Quantum computing researchers at the University of Oxford have developed a logic gate with a precision of 99.9%. That's not only a new record, it also hits the theoretical benchmark necessary to build a real quantum computer.
Logic gates are one of the crucial components inside every computer, and - for that matter - pretty much any digital system. They change inputs into outputs based on a certain logic. An AND gate, for example, will only switch on its output if both of its two inputs are activated.
The team built a quantum version by placing two atoms in a state of "quantum entanglement" - an action on one affects the other. Researchers have done this before, but this time the fidelity of the link was substantially greater than any previous attempt.
David Lucas, a co-author on the paper describing the discovery in Physical Review Letters, explains: 'A quantum logic gate is an operation which can take two independent atoms and put them into this special entangled state.
The precision of the gate is a measure of how well this works. In our case, 99.9% precision means that, on average, 999 times out of 1,000 we will have generated the entangled state correctly, and one time out of 1,000 something went wrong.
He added: "To put this in context, quantum theory says that - as far as anyone has found so far - you simply can't build a quantum computer at all if the precision drops below about 99%.
"At the 99.9% level you can build a quantum computer in theory, but in practice it could very difficult and thus enormously expensive.
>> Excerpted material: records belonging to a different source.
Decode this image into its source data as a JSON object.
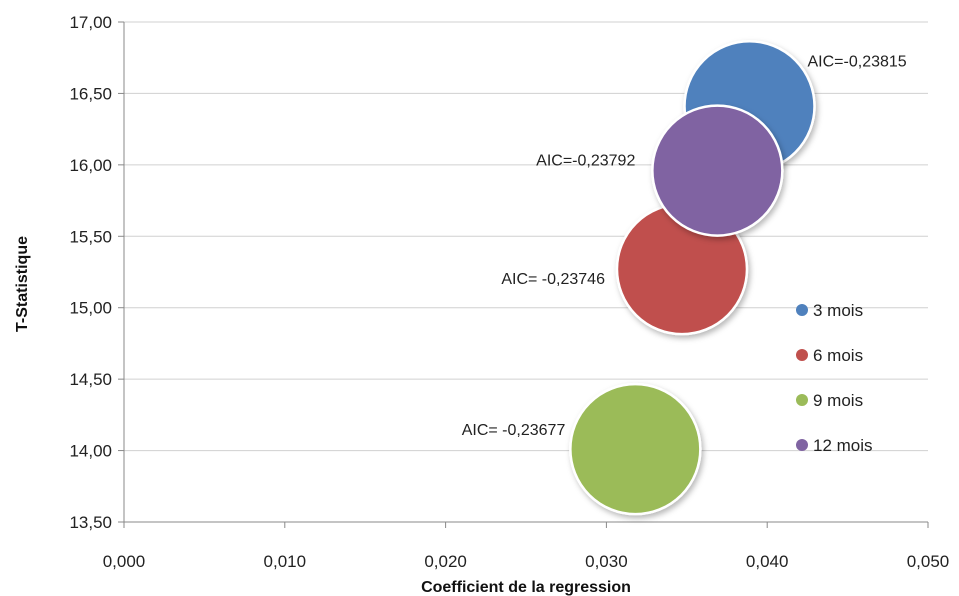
{
  "chart_data": {
    "type": "bubble",
    "xlabel": "Coefficient de la regression",
    "ylabel": "T-Statistique",
    "xlim": [
      0,
      0.05
    ],
    "ylim": [
      13.5,
      17.0
    ],
    "x_ticks": [
      "0,000",
      "0,010",
      "0,020",
      "0,030",
      "0,040",
      "0,050"
    ],
    "y_ticks": [
      "13,50",
      "14,00",
      "14,50",
      "15,00",
      "15,50",
      "16,00",
      "16,50",
      "17,00"
    ],
    "grid": "horizontal",
    "legend_position": "right",
    "series": [
      {
        "name": "3 mois",
        "x": 0.0389,
        "y": 16.41,
        "label": "AIC=-0,23815",
        "color": "#4F81BD"
      },
      {
        "name": "6 mois",
        "x": 0.0347,
        "y": 15.27,
        "label": "AIC= -0,23746",
        "color": "#C0504D"
      },
      {
        "name": "9 mois",
        "x": 0.0318,
        "y": 14.01,
        "label": "AIC= -0,23677",
        "color": "#9BBB59"
      },
      {
        "name": "12 mois",
        "x": 0.0369,
        "y": 15.96,
        "label": "AIC=-0,23792",
        "color": "#8064A2"
      }
    ]
  }
}
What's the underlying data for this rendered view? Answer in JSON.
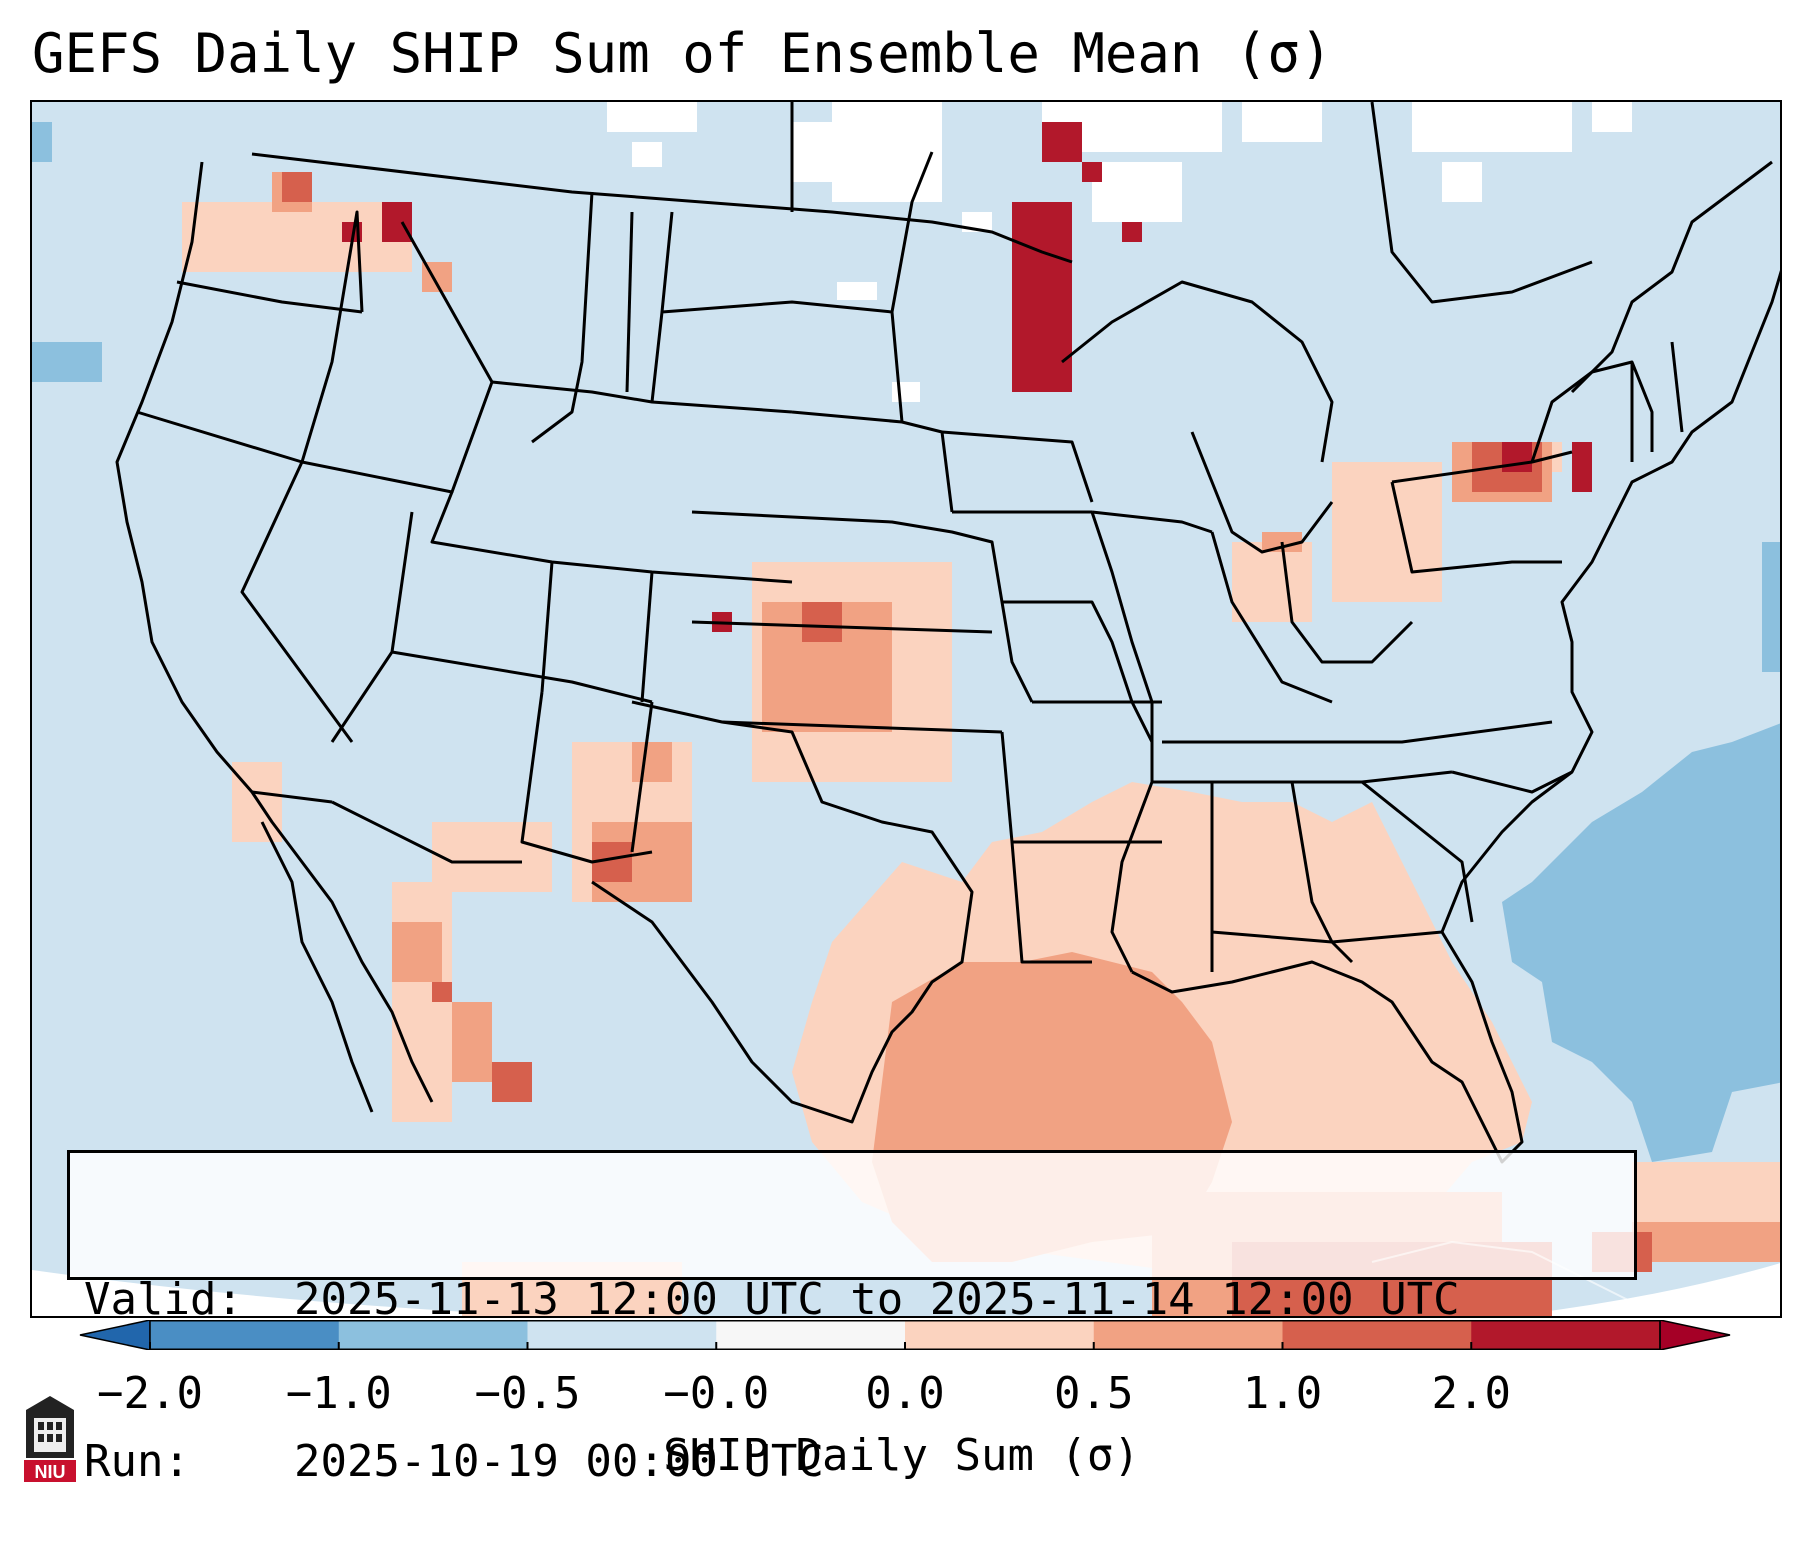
{
  "title": "GEFS Daily SHIP Sum of Ensemble Mean (σ)",
  "info": {
    "valid_label": "Valid:",
    "valid_value": "2025-11-13 12:00 UTC to 2025-11-14 12:00 UTC",
    "run_label": "Run:",
    "run_value": "2025-10-19 00:00 UTC"
  },
  "colorbar": {
    "label": "SHIP Daily Sum (σ)",
    "ticks": [
      "−2.0",
      "−1.0",
      "−0.5",
      "−0.0",
      "0.0",
      "0.5",
      "1.0",
      "2.0"
    ],
    "bin_colors": [
      "#4a8ec4",
      "#8cc0de",
      "#cfe3f0",
      "#f7f7f7",
      "#fbd3bf",
      "#f1a283",
      "#d6604d",
      "#b2182b"
    ],
    "extend_low_color": "#2166ac",
    "extend_high_color": "#a50026"
  },
  "colors": {
    "ocean_neg": "#cfe3f0",
    "ocean_strong_neg": "#8cc0de",
    "land_near_zero": "#cfe3f0",
    "snow_white": "#ffffff",
    "pos_light": "#fbd3bf",
    "pos_med": "#f1a283",
    "pos_strong": "#d6604d",
    "pos_max": "#b2182b"
  },
  "logo": {
    "icon": "niu-logo-icon",
    "text": "NIU"
  }
}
If, in the future, a precision of 99.99% can be attained, the prospects look a lot more favourable."
Quantum computing is one of the major challenges facing physicists right now. While the technology remains in its infancy, it holds great promise - far above traditional computing technologies.
Chris Ballance, the lead author of the paper, said: "It is not merely a different technology for computing in the same way our everyday computers work; it is at a very fundamental level a different way of processing information.
"It turns out that this quantum-mechanical way of manipulating information gives quantum computers the ability to solve certain problems far more efficiently than any conceivable conventional computer."